Family mediation/arbitration is usually conducted by an experienced family law lawyer who has special training and is certified to conduct mediation/arbitration. This individual has a good working knowledge of the law, court experience and has represented clients on both sides of various matrimonial issues.
The primary advantages of mediation/arbitration over resorting to Family Court is that mediation/arbitration results in a cheaper and quicker resolution. A cheaper, quicker resolution benefits the family in many ways, and, overall, the process is much less contentious than court. By avoiding the animosity which arises in many court cases, the parties are able to have a more amicable and civil relationship after the issues have been resolved.
Parties usually attend mediation/arbitration with lawyers. The lawyers assist in the negotiating process and provide guidance on legal issues which frequently arise. The process starts with the parties agreeing upon a mediator/arbitrator. The parties then sign a mediation/arbitration agreement, and provide a monetary retainer to the mediator/arbitrator. Once the agreement has been signed and the retainer provided, it is important to know that neither party may subsequently withdraw from the process. If a party does not participate in the process after signing the agreement, a decision will be made in absence of that party and in absence of any input by that party. As this is the case, the use of combined mediation/arbitration prevents either party from walking away from the process if they feel that things are not progressing in their favour. It also encourages each party to be prepared and ready for the mediation/arbitration, failing which the outcome may not be as favourable as they may have otherwise obtained.

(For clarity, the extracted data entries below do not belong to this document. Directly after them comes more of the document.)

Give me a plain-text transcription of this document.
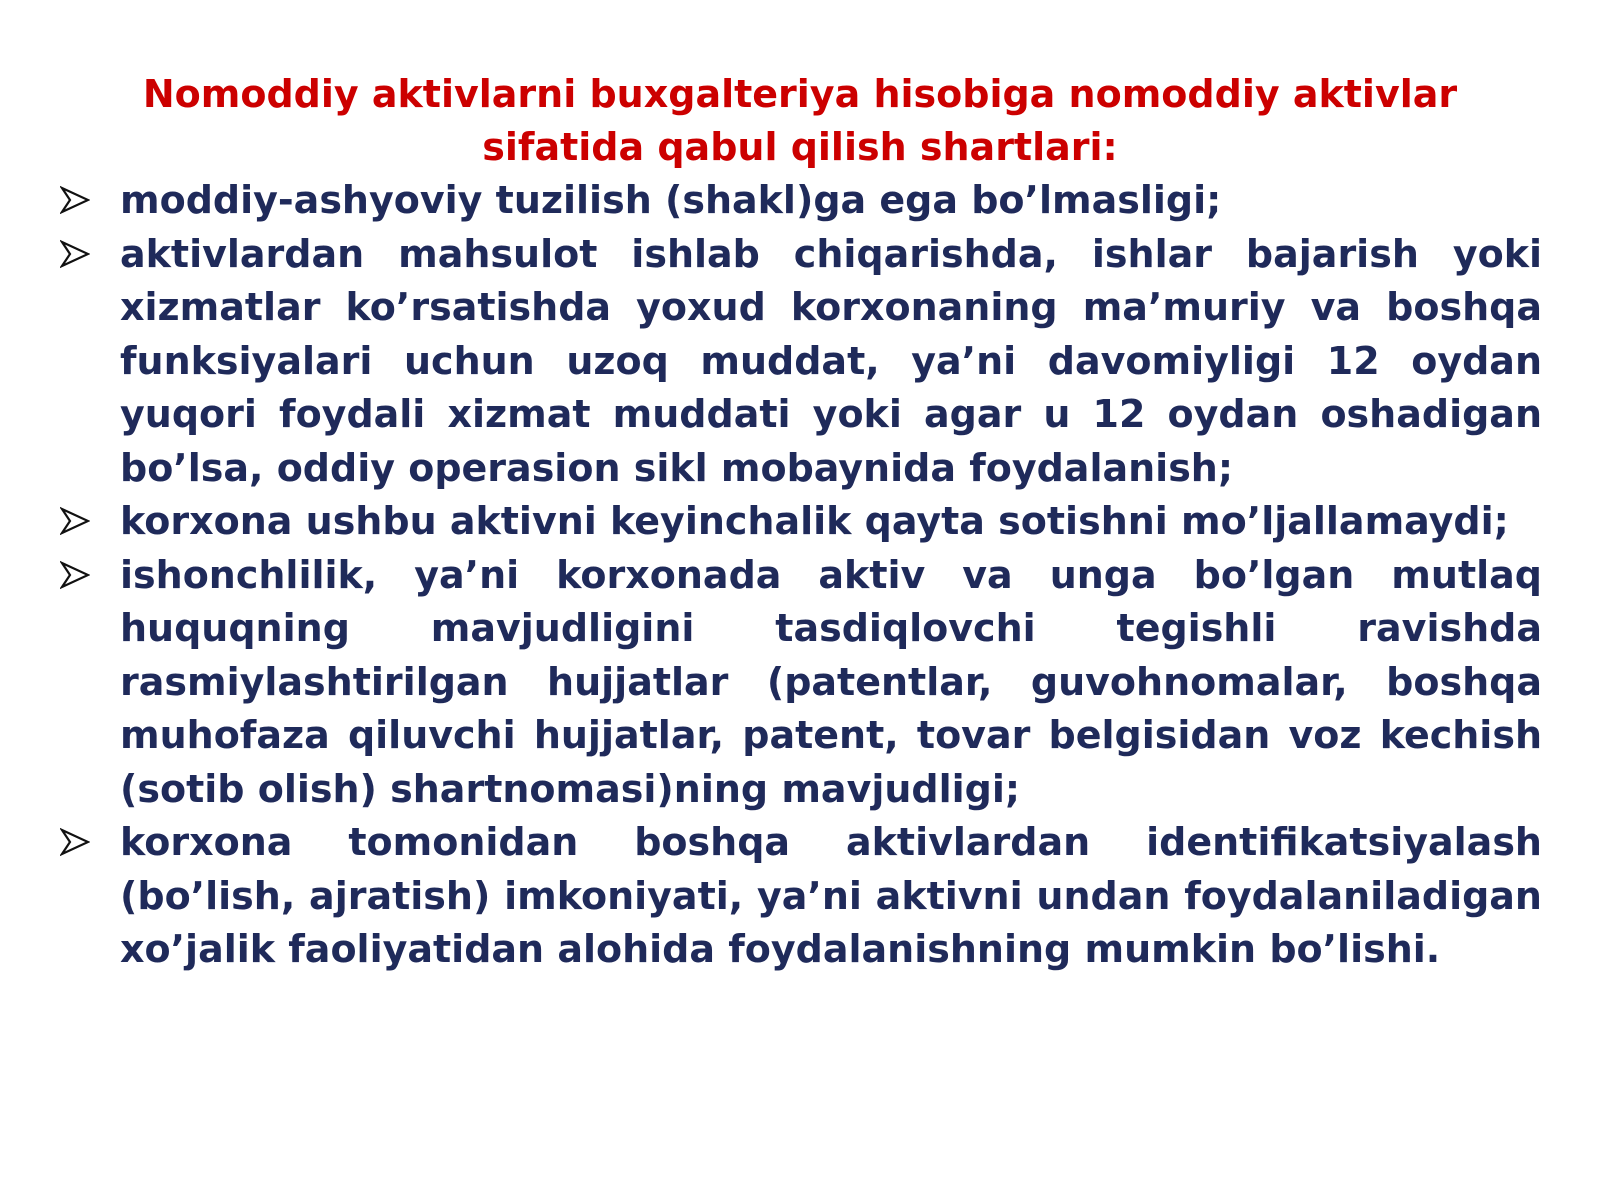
Nomoddiy aktivlarni buxgalteriya hisobiga nomoddiy aktivlar sifatida qabul qilish shartlari:
moddiy-ashyoviy tuzilish (shakl)ga ega bo’lmasligi;
aktivlardan mahsulot ishlab chiqarishda, ishlar bajarish yoki xizmatlar ko’rsatishda yoxud korxonaning ma’muriy va boshqa funksiyalari uchun uzoq muddat, ya’ni davomiyligi 12 oydan yuqori foydali xizmat muddati yoki agar u 12 oydan oshadigan bo’lsa, oddiy operasion sikl mobaynida foydalanish;
korxona ushbu aktivni keyinchalik qayta sotishni mo’ljallamaydi;
ishonchlilik, ya’ni korxonada aktiv va unga bo’lgan mutlaq huquqning mavjudligini tasdiqlovchi tegishli ravishda rasmiylashtirilgan hujjatlar (patentlar, guvohnomalar, boshqa muhofaza qiluvchi hujjatlar, patent, tovar belgisidan voz kechish (sotib olish) shartnomasi)ning mavjudligi;
korxona tomonidan boshqa aktivlardan identifikatsiyalash (bo’lish, ajratish) imkoniyati, ya’ni aktivni undan foydalaniladigan xo’jalik faoliyatidan alohida foydalanishning mumkin bo’lishi.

In the process, the mediator/arbitrator will start by attempting to mediate a resolution of the issues. If at some point the mediator/arbitrator is of the opinion that the matter cannot be resolved by mediation, the process then will switch to that of arbitration. Different mediators/arbitrators may take varying approaches to arbitration. Some arbitrations are informal in that the mediator/arbitrator will ask if either party has anything further to add that has not already been discussed in the mediation process, and subsequently make a binding decision. Other mediators/arbitrators will take a more formal approach, and ask for sworn evidence and exhibits before making a decision. Either way, the effect of the decision is the same as a Court Order and may be enforced as such.